The queues are not set up to be first-in-first-out. In fact all of the queued jobs sit in one big pool of jobs that are ready to run. The scheduler assigns priorities to jobs in the pool and the job with the highest priority is the next one to run. The length of time spent waiting in the pool is just one of several factors that are used to determine priority.

For example, people who have used the cluster heavily over the last two weeks receive a negative contribution to their jobs' priority, whereas a light user will receive a positive contribution. You can see this in action with the diagnose -p and diagnose -f commands.

You mentioned waiting time as a factor, what else affects the job priority?

The following three factors combine to generate the job priority.
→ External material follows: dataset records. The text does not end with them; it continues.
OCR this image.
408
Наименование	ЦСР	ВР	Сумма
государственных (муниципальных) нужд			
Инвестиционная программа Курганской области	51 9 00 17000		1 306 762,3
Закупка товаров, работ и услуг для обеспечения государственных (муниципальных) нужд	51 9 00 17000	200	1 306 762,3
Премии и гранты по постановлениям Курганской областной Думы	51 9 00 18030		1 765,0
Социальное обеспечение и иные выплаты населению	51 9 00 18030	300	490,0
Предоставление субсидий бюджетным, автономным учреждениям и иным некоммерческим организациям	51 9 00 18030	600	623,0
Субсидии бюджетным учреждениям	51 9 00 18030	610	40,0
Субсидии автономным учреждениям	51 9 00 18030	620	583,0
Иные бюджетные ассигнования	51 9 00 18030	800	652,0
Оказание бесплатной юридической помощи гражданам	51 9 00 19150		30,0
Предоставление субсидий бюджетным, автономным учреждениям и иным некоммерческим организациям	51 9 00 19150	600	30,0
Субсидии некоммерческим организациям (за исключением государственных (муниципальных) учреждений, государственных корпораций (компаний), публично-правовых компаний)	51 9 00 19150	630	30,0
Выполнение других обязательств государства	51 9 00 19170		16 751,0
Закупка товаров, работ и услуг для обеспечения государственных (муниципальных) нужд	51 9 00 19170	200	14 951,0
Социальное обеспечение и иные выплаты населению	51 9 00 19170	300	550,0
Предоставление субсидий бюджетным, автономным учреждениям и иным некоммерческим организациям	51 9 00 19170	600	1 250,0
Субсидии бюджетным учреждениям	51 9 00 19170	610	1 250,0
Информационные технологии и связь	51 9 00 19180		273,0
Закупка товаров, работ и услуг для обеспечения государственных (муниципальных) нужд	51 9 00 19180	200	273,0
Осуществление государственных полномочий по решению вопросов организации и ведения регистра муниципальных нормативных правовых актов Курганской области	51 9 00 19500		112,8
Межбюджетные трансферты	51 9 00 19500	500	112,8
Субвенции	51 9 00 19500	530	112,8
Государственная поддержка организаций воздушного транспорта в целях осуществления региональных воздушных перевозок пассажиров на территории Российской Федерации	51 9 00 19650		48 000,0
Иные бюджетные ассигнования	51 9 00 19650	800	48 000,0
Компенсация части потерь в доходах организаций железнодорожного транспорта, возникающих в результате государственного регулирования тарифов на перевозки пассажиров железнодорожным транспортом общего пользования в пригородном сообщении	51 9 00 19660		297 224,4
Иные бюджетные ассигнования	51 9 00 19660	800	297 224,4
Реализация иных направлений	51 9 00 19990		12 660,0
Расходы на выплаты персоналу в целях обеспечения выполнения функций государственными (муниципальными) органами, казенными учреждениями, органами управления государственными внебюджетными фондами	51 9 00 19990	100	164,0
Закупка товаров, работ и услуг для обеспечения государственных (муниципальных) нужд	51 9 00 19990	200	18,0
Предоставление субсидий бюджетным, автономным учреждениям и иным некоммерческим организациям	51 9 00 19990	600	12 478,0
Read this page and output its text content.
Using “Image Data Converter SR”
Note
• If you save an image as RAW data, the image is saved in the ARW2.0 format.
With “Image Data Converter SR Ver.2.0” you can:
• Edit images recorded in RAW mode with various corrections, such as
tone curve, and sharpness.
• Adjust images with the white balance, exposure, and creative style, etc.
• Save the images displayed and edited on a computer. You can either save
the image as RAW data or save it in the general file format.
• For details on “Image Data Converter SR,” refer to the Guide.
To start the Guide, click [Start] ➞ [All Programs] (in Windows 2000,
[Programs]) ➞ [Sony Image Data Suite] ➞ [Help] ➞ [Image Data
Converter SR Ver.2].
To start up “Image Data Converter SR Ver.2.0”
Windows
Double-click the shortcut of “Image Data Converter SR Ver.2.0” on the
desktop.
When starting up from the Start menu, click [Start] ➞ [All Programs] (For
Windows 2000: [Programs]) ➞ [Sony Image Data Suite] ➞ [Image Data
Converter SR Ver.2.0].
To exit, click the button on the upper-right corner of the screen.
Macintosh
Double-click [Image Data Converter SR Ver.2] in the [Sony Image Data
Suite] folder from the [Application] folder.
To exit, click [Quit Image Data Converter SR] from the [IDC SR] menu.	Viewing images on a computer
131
  1. How many resources (cpu and memory) have you and your group consumed in the last 14 days? Your personal consumption is weighted more highly than your group's consumption. Heavy recent usage contributes a negative priority. Light recent usage contributes a positive priority.
  2. How many resources does the job require? Always a positive contribution to priority, but increases linearly with the amount of cpu and memory requested, i.e. we like big jobs.
  3. How long has the job been waiting in the queue? Always a positive contribution to priority, but increases linearly with the amount of time your job has been waiting in the queue. Note that throttling policies will prevent some jobs from being considered for scheduling, in which case their clock does not start ticking until that throttling constraint is lifted.

What happens if my job uses more memory than I requested?

If your job uses more memory than you requested then the carefully balanced node assignments decided by the job scheduler cease to be valid and it may cause issues on the active node. For example the extra memory you use becomes unavailable to another job that thinks that it is there to use so active memory will be swapped to the local disk and the node will slow to a crawl. To avoid this any job that uses more memory than requested will be terminated by the scheduler.

What happens if my job is still running when it reaches the end of the time that I have requested?

In order to ensure that everyone has equitable access to computational resources and to aid the efficient scheduling of jobs the cluster assigns to your job an amount of time matching your request. When that time is exhausted your job is automatically terminated.

200 hours is not long enough! What can I do?

If you find that your jobs take longer than the maximum WALL time then there are several different options to change your code so that it fits inside the parameters.

  • Can your job be split into several independent jobs?
  • Can you export the results to a file which can then be used as input for the next time the job is run?

You may want to also look to see if there is anything that you can do to make your code run better like making better use of local scratch if your code is I/O intensive.

Do sub-jobs within an array job run in parallel, or do they queue up serially?

Submitting an array job with 100 sub-jobs is equivalent to submitting 100 individual jobs. So if sufficient resources are available then all 100 sub-jobs could run in parallel. Otherwise some sub-jobs will run and other sub-jobs must wait in the queue for resources to become available.

The '%' option in the array request offers the ability to self impose a limit on the number of concurrently running sub-jobs. Also, if you need to impose an order on when the jobs are run then the 'depend' attribute can help.

In a pbs file does the VMEM requested refer to each node or the total memory on all nodes being used (if I am using more than 1 node?

VMEM refers to the amount of memory per node.